3. Nach diesen Grundsätzen hat das FG im
Streitfall zu Unrecht angenommen, dass die geldwerten Vorteile aus
der Ausübung der Aktienoptionen nicht als Vergütungen
für mehrjährige Tätigkeiten i.S. des § 34 Abs.
2 Nr. 4 EStG der Tarifermäßigung des § 34 Abs. 1
EStG unterliegen.
Das FG geht zutreffend davon aus, dass die
Einstufung der geldwerten Vorteile als außerordentliche
Einkünfte i.S. des § 34 Abs. 1 EStG eine Zusammenballung
der zufließenden Vergütungen voraussetzt
(Schmidt/Seeger, a.a.O., § 34 Rz 17; HHR/Horn, § 34 EStG
Rz 15, jeweils m.w.N.). Im Gegensatz zur Auffassung des FG ist es
hierfür jedoch nicht erforderlich, dass Aktienoptionen, die
auf der Grundlage eines einheitlichen Optionsplans gewährt
wurden, vollständig in einem einzigen Veranlagungszeitraum
ausgeübt werden. Maßgeblich für die Anwendung der
Tarifermäßigung des § 34 Abs. 1 EStG auf geldwerte
Vorteile aus der Ausübung von Aktienoptionen ist - wie unter
II. 2. a dargelegt - allein eine Laufzeit der einzelnen
Aktienoptionen von mehr als zwölf Monaten bei gleichzeitiger
Beschäftigung des Arbeitnehmers durch den Arbeitgeber.
Nach den mit Revisionsrügen nicht
angegriffenen und den Senat daher gemäß § 118 Abs.
2 FGO bindenden Feststellungen des FG betrug die Laufzeit der im
Streitjahr auf der Grundlage der Aktienoptionspläne 1996 und
1998 ausgeübten Aktienoptionen zum Ausübungszeitpunkt am
31.8.2000 jeweils mehr als zwölf Monate. Der Kläger war
während der Laufzeit auch bei der S-GmbH beschäftigt.

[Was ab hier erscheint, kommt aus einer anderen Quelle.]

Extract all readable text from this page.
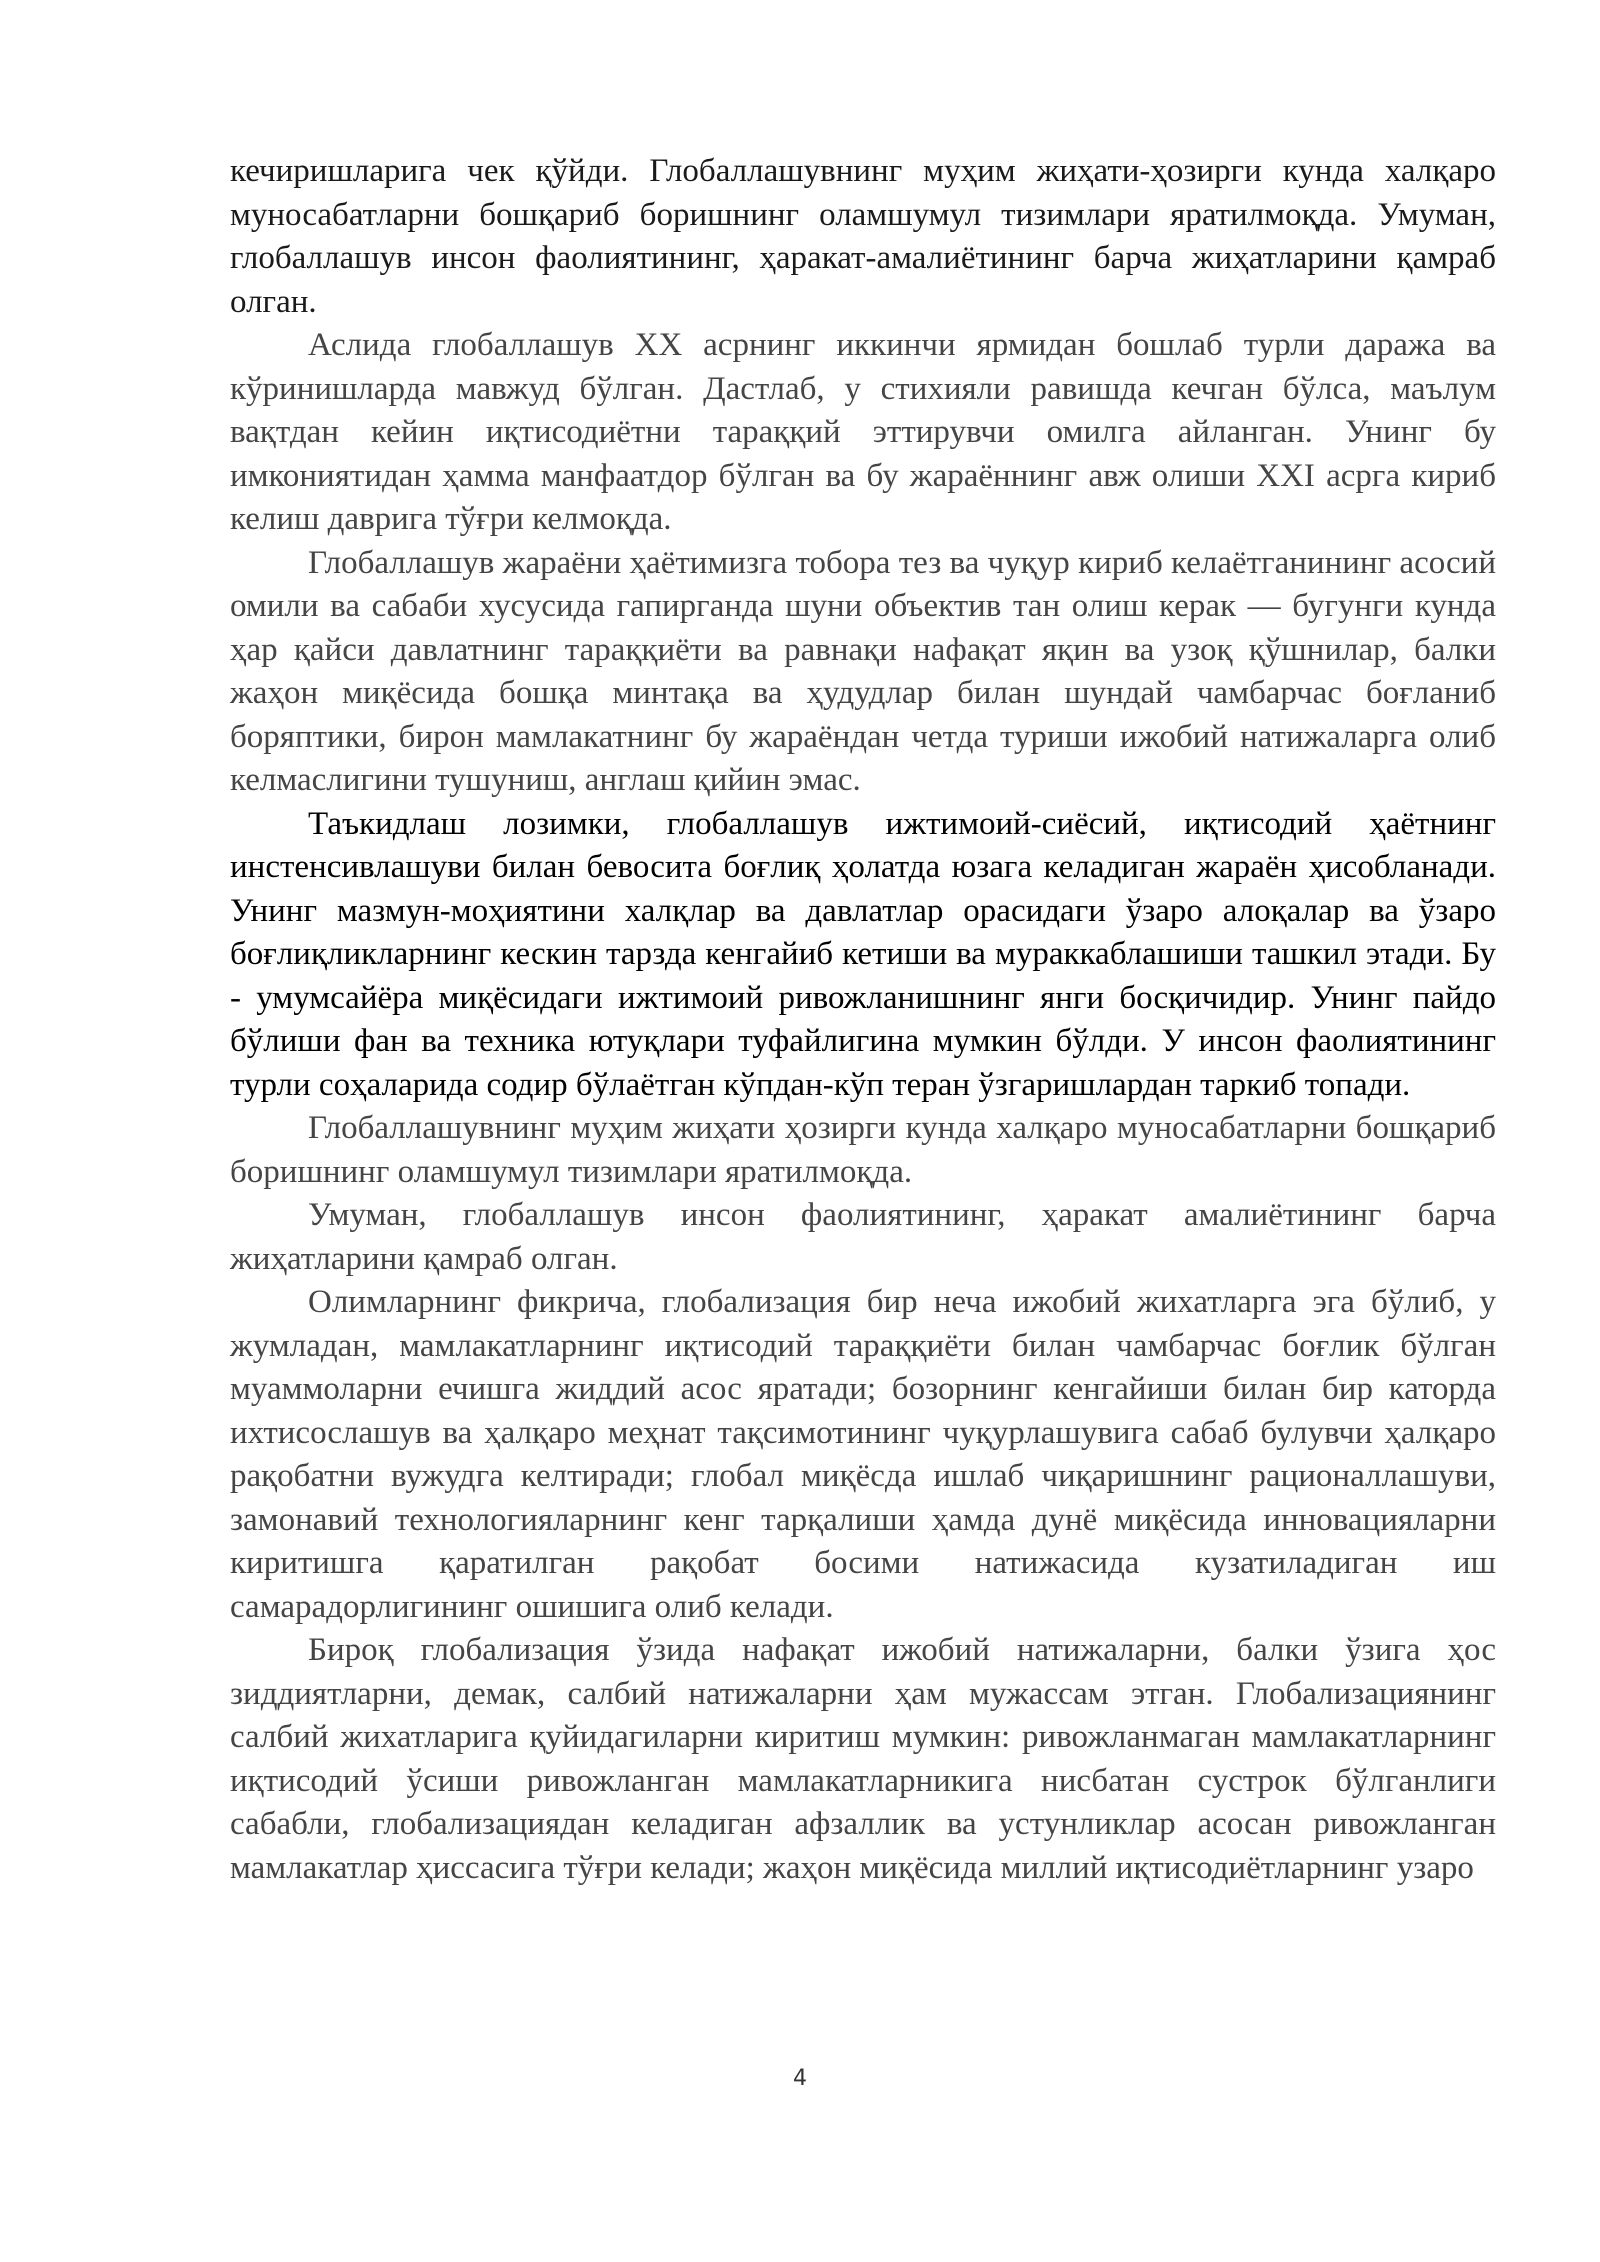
кечиришларига чек қўйди. Глобаллашувнинг муҳим жиҳати-ҳозирги кунда халқаро муносабатларни бошқариб боришнинг оламшумул тизимлари яратилмоқда. Умуман, глобаллашув инсон фаолиятининг, ҳаракат-амалиётининг барча жиҳатларини қамраб олган.

Аслида глобаллашув XX асрнинг иккинчи ярмидан бошлаб турли даража ва кўринишларда мавжуд бўлган. Дастлаб, у стихияли равишда кечган бўлса, маълум вақтдан кейин иқтисодиётни тараққий эттирувчи омилга айланган. Унинг бу имкониятидан ҳамма манфаатдор бўлган ва бу жараённинг авж олиши XXI асрга кириб келиш даврига тўғри келмоқда.

Глобаллашув жараёни ҳаётимизга тобора тез ва чуқур кириб келаётганининг асосий омили ва сабаби хусусида гапирганда шуни объектив тан олиш керак — бугунги кунда ҳар қайси давлатнинг тараққиёти ва равнақи нафақат яқин ва узоқ қўшнилар, балки жаҳон миқёсида бошқа минтақа ва ҳудудлар билан шундай чамбарчас боғланиб боряптики, бирон мамлакатнинг бу жараёндан четда туриши ижобий натижаларга олиб келмаслигини тушуниш, англаш қийин эмас.

Таъкидлаш лозимки, глобаллашув ижтимоий-сиёсий, иқтисодий ҳаётнинг инстенсивлашуви билан бевосита боғлиқ ҳолатда юзага келадиган жараён ҳисобланади. Унинг мазмун-моҳиятини халқлар ва давлатлар орасидаги ўзаро алоқалар ва ўзаро боғлиқликларнинг кескин тарзда кенгайиб кетиши ва мураккаблашиши ташкил этади. Бу - умумсайёра миқёсидаги ижтимоий ривожланишнинг янги босқичидир. Унинг пайдо бўлиши фан ва техника ютуқлари туфайлигина мумкин бўлди. У инсон фаолиятининг турли соҳаларида содир бўлаётган кўпдан-кўп теран ўзгаришлардан таркиб топади.

Глобаллашувнинг муҳим жиҳати ҳозирги кунда халқаро муносабатларни бошқариб боришнинг оламшумул тизимлари яратилмоқда.

Умуман, глобаллашув инсон фаолиятининг, ҳаракат амалиётининг барча жиҳатларини қамраб олган.

Олимларнинг фикрича, глобализация бир неча ижобий жихатларга эга бўлиб, у жумладан, мамлакатларнинг иқтисодий тараққиёти билан чамбарчас боғлик бўлган муаммоларни ечишга жиддий асос яратади; бозорнинг кенгайиши билан бир каторда ихтисослашув ва ҳалқаро меҳнат тақсимотининг чуқурлашувига сабаб булувчи ҳалқаро рақобатни вужудга келтиради; глобал миқёсда ишлаб чиқаришнинг рационаллашуви, замонавий технологияларнинг кенг тарқалиши ҳамда дунё миқёсида инновацияларни киритишга қаратилган рақобат босими натижасида кузатиладиган иш самарадорлигининг ошишига олиб келади.

Бироқ глобализация ўзида нафақат ижобий натижаларни, балки ўзига ҳос зиддиятларни, демак, салбий натижаларни ҳам мужассам этган. Глобализациянинг салбий жихатларига қуйидагиларни киритиш мумкин: ривожланмаган мамлакатларнинг иқтисодий ўсиши ривожланган мамлакатларникига нисбатан сустрок бўлганлиги сабабли, глобализациядан келадиган афзаллик ва устунликлар асосан ривожланган мамлакатлар ҳиссасига тўғри келади; жаҳон миқёсида миллий иқтисодиётларнинг узаро

4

Die Kläger haben im Einspruchsverfahren
den für die Anwendung des § 34 Abs. 1 EStG erforderlichen
Antrag gestellt, die Einkommensteuer auf die geldwerten Vorteile
aus der Ausübung der Optionsrechte nach der
Fünftelregelung zu berechnen.
4. Die Vorentscheidung ist von anderen
rechtlichen Grundsätzen ausgegangen und deshalb aufzuheben.

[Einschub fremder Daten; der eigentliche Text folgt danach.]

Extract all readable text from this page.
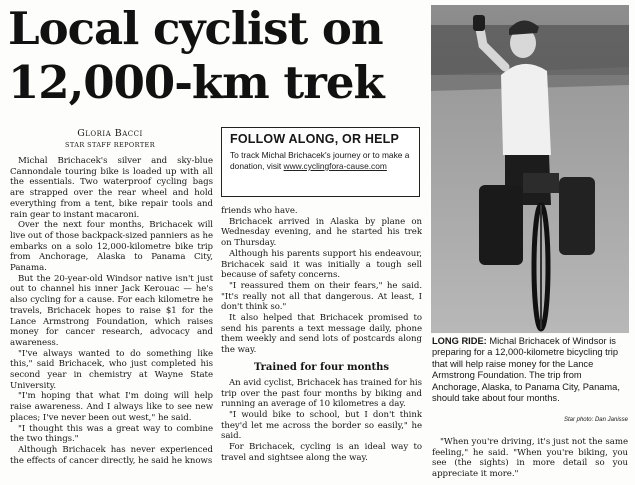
Local cyclist on 12,000-km trek
Gloria Bacci
STAR STAFF REPORTER

Michal Brichacek's silver and sky-blue Cannondale touring bike is loaded up with all the essentials. Two waterproof cycling bags are strapped over the rear wheel and hold everything from a tent, bike repair tools and rain gear to instant macaroni.

Over the next four months, Brichacek will live out of those backpack-sized panniers as he embarks on a solo 12,000-kilometre bike trip from Anchorage, Alaska to Panama City, Panama.

But the 20-year-old Windsor native isn't just out to channel his inner Jack Kerouac — he's also cycling for a cause. For each kilometre he travels, Brichacek hopes to raise $1 for the Lance Armstrong Foundation, which raises money for cancer research, advocacy and awareness.

"I've always wanted to do something like this," said Brichacek, who just completed his second year in chemistry at Wayne State University.

"I'm hoping that what I'm doing will help raise awareness. And I always like to see new places; I've never been out west," he said.

"I thought this was a great way to combine the two things."

Although Brichacek has never experienced the effects of cancer directly, he said he knows

FOLLOW ALONG, OR HELP
To track Michal Brichacek's journey or to make a donation, visit www.cyclingfora-cause.com

friends who have.

Brichacek arrived in Alaska by plane on Wednesday evening, and he started his trek on Thursday.

Although his parents support his endeavour, Brichacek said it was initially a tough sell because of safety concerns.

"I reassured them on their fears," he said. "It's really not all that dangerous. At least, I don't think so."

It also helped that Brichacek promised to send his parents a text message daily, phone them weekly and send lots of postcards along the way.

Trained for four months

An avid cyclist, Brichacek has trained for his trip over the past four months by biking and running an average of 10 kilometres a day.

"I would bike to school, but I don't think they'd let me across the border so easily," he said.

For Brichacek, cycling is an ideal way to travel and sightsee along the way.

LONG RIDE: Michal Brichacek of Windsor is preparing for a 12,000-kilometre bicycling trip that will help raise money for the Lance Armstrong Foundation. The trip from Anchorage, Alaska, to Panama City, Panama, should take about four months.
Star photo: Dan Janisse

"When you're driving, it's just not the same feeling," he said. "When you're biking, you see (the sights) in more detail so you appreciate it more."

Die Sache ist spruchreif. Der Einkommensteuerbescheid in Gestalt
der Einspruchsentscheidung des FA ist dahingehend abzuändern,
dass die Einkommensteuer auf die geldwerten Vorteile aus der
Ausübung der Aktienoptionen nach § 34 Abs. 1 EStG
berechnet wird. Die Änderung des Einkommensteuerbescheids ist
hierbei auf den von den Klägern beantragten
Herabsetzungsbetrag in Höhe von ... EUR beschränkt. Die
Neuberechnung der Einkommensteuer wird dem FA übertragen
(§ 100 Abs. 2 Satz 2, § 121 Satz 1 FGO).